The more you walk, the more people you stop and speak with… the more people you stop and speak with, the more you commit to speak with in the future… this cycle of pleasantries and conversation is seemingly endless and for some reason it rings true for you.
As a small town traveler, this is certainly a place that you could stay and hang out for awhile (after all, you’ve been offered free lodging and food at least a handful of times now) and make your daily conversational rounds every day. Then again, you remember that you once thought there was more to life than just talking to people on the street… so you might want to move on in the next few days.
And the small town traveler begins to think…
Sure, a lot of these relationships won’t last beyond the borders of this fortress, and many of the conversationalists have other interests in mind. You speak to the same book store owner, who knows you won’t buy anything, and he gives you all of his attention and advice regarding the best books to read in India, about India, by Indians, and why they’re seen as important. You realize that it doesn’t matter if his original interest in you was economically driven. It doesn’t matter if you will never see or speak to him again.
What you have is the present, and in the present, he shows you a little glimpse of the kindness in his heart that makes us all small town travelers, in one way or another.

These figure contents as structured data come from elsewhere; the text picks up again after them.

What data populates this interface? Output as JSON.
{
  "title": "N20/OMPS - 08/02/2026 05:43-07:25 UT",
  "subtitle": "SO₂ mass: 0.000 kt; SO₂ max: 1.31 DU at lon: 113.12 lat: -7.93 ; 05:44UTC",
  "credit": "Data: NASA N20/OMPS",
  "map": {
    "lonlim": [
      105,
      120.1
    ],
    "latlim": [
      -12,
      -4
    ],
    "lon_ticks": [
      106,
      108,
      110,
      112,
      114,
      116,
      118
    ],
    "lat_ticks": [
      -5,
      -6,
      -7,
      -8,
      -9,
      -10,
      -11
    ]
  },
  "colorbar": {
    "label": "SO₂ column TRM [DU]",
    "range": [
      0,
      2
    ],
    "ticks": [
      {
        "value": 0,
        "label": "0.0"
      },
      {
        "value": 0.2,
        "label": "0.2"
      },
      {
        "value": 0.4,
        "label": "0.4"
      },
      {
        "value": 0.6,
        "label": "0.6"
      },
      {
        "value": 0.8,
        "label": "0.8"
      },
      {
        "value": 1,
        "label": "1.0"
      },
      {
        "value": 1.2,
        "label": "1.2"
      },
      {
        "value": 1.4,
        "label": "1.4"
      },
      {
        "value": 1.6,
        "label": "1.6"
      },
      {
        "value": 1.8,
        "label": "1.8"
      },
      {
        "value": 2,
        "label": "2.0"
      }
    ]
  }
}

With no past in common, no future together, is the present moment any less valuable?
Or is it the contrary? Is it’s virtue realized, elevated into the realm of ‘unconditional’…
A fleeting thought perhaps, but one that strikes a chord nonetheless…
You say your goodbyes and leave the bookstore… as you look up, you catch a man’s eye…
“My brother,” he says shaking your hand “How are you today?”
You either already know him… or you’re certainly about to.